We’ve made it through another week! I know many of you are new readers thanks to my surprisingly popular post on Monday about brand registrations. If you missed that post, click here.
Here is a look at some of the ag law stories recently in the news.
* Appellate courts rule on three “ag gag” statutes. I am going to have a more detailed blog post on this coming in the next couple of weeks, but there have been three decisions from federal appellate courts related to “ag gag” statutes around the country. The US Court of Appeals for the Tenth Circuit affirmed a lower court ruling that the Kansas statute was unconstitutional. [Read opinion here.] The United States Court of Appeals for the Eighth Circuit found that a portion of the Iowa statute was unconstitutional, but upheld a provision prohibiting false information provided in employment applications. [Read opinion here.] And finally, the US Court of Appeals for the Eighth Circuit considered a challenge to Arkansas’ law and found that the plaintiffs did have standing to challenge the law, thus reversing the lower court’s dismissal of the case. [Read opinion here.] Stay tuned in the coming weeks for a discussion of each case, or go read a summary written by Beth Rumley from the National Ag Law Center here.
* EPA will ban Chlorpyrifos use on food crops.
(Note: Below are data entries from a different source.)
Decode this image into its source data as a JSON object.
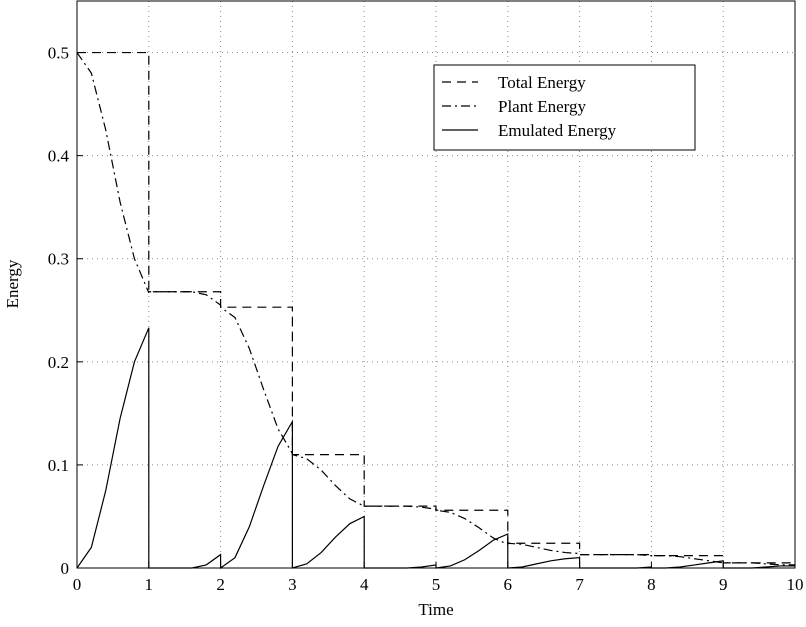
{
  "chart_data": {
    "type": "line",
    "xlabel": "Time",
    "ylabel": "Energy",
    "xlim": [
      0,
      10
    ],
    "ylim": [
      0,
      0.55
    ],
    "xticks": [
      0,
      1,
      2,
      3,
      4,
      5,
      6,
      7,
      8,
      9,
      10
    ],
    "yticks": [
      0,
      0.1,
      0.2,
      0.3,
      0.4,
      0.5
    ],
    "grid": true,
    "legend": "upper right",
    "series": [
      {
        "name": "Total Energy",
        "color": "#000000",
        "style": "dashed",
        "x": [
          0,
          1,
          1,
          2,
          2,
          3,
          3,
          4,
          4,
          5,
          5,
          6,
          6,
          7,
          7,
          8,
          8,
          9,
          9,
          10
        ],
        "values": [
          0.5,
          0.5,
          0.268,
          0.268,
          0.253,
          0.253,
          0.11,
          0.11,
          0.06,
          0.06,
          0.056,
          0.056,
          0.024,
          0.024,
          0.013,
          0.013,
          0.012,
          0.012,
          0.005,
          0.005
        ]
      },
      {
        "name": "Plant Energy",
        "color": "#000000",
        "style": "dashdot",
        "x": [
          0,
          0.2,
          0.4,
          0.6,
          0.8,
          1,
          1,
          1.2,
          1.4,
          1.6,
          1.8,
          2,
          2,
          2.2,
          2.4,
          2.6,
          2.8,
          3,
          3,
          3.2,
          3.4,
          3.6,
          3.8,
          4,
          4,
          4.2,
          4.4,
          4.6,
          4.8,
          5,
          5,
          5.2,
          5.4,
          5.6,
          5.8,
          6,
          6,
          6.2,
          6.4,
          6.6,
          6.8,
          7,
          7,
          7.2,
          7.4,
          7.6,
          7.8,
          8,
          8,
          8.2,
          8.4,
          8.6,
          8.8,
          9,
          9,
          9.2,
          9.4,
          9.6,
          9.8,
          10
        ],
        "values": [
          0.5,
          0.48,
          0.425,
          0.355,
          0.3,
          0.267,
          0.268,
          0.268,
          0.268,
          0.268,
          0.265,
          0.255,
          0.253,
          0.243,
          0.213,
          0.173,
          0.135,
          0.111,
          0.11,
          0.106,
          0.095,
          0.08,
          0.067,
          0.06,
          0.06,
          0.06,
          0.06,
          0.06,
          0.059,
          0.057,
          0.056,
          0.054,
          0.048,
          0.039,
          0.029,
          0.023,
          0.024,
          0.023,
          0.02,
          0.017,
          0.015,
          0.014,
          0.013,
          0.013,
          0.013,
          0.013,
          0.013,
          0.012,
          0.012,
          0.012,
          0.011,
          0.009,
          0.007,
          0.005,
          0.005,
          0.005,
          0.005,
          0.004,
          0.003,
          0.003
        ]
      },
      {
        "name": "Emulated Energy",
        "color": "#000000",
        "style": "solid",
        "x": [
          0,
          0.2,
          0.4,
          0.6,
          0.8,
          1,
          1,
          1.2,
          1.4,
          1.6,
          1.8,
          2,
          2,
          2.2,
          2.4,
          2.6,
          2.8,
          3,
          3,
          3.2,
          3.4,
          3.6,
          3.8,
          4,
          4,
          4.2,
          4.4,
          4.6,
          4.8,
          5,
          5,
          5.2,
          5.4,
          5.6,
          5.8,
          6,
          6,
          6.2,
          6.4,
          6.6,
          6.8,
          7,
          7,
          7.2,
          7.4,
          7.6,
          7.8,
          8,
          8,
          8.2,
          8.4,
          8.6,
          8.8,
          9,
          9,
          9.2,
          9.4,
          9.6,
          9.8,
          10
        ],
        "values": [
          0,
          0.02,
          0.075,
          0.145,
          0.2,
          0.233,
          0,
          0,
          0,
          0,
          0.003,
          0.013,
          0,
          0.01,
          0.04,
          0.08,
          0.118,
          0.142,
          0,
          0.004,
          0.015,
          0.03,
          0.043,
          0.05,
          0,
          0,
          0,
          0,
          0.001,
          0.003,
          0,
          0.002,
          0.008,
          0.017,
          0.027,
          0.033,
          0,
          0.001,
          0.004,
          0.007,
          0.009,
          0.01,
          0,
          0,
          0,
          0,
          0,
          0.001,
          0,
          0,
          0.001,
          0.003,
          0.005,
          0.007,
          0,
          0,
          0,
          0.001,
          0.002,
          0.002
        ]
      }
    ]
  }
}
Last week, the EPA announced that it will ban the use of the pesticide chlorpyrifos in food crops. The pesticide was previously banned in 2015 under President Obama, but that decision was reversed by President Trump’s EPA. Corteva announced last year that it will no longer continue producing chlorpyrifos. [Read article here.]
* Advanced Child Tax Credit payments explained. When anything tax-related comes up, Kristine Tidgren at the Iowa State Center for Agricultural Law & Taxation is my go-to person. She recently gave a presentation at the Mid-South Ag and Environmental Law Conference where she discussed the Advanced Child Tax Credit payments. Farm Press wrote an article discussing her explanation. [Read article here.]
* Court rules plant-based company can label products “butter” without misleading consumers. The US District Court for the Northern District of California recently ruled that California may not prohibit plant-based food company, Miyoko’s Kitchen, from using the terms “butter,” “lactose free,” “cruelty free,” and revolutionizing dairy with plants” from its Cultured Vegan Plant Butter. The California Department of Food and Agriculture ordered the company to remove the terms because they were misleading to consumers. Miyoko’s Kitchen filed a lawsuit. The court found in favor of the company, rejecting the argument that the label was misleading. [Read Order here.]
I’ve got a couple of virtual presentations coming up. On Friday, September 3, I’ll be presenting for the East Texas Forage Conference on agricultural leases, and the following Friday, September 10, I will be presenting on ag law hot topics for a virtual meeting hosted by Dallas County.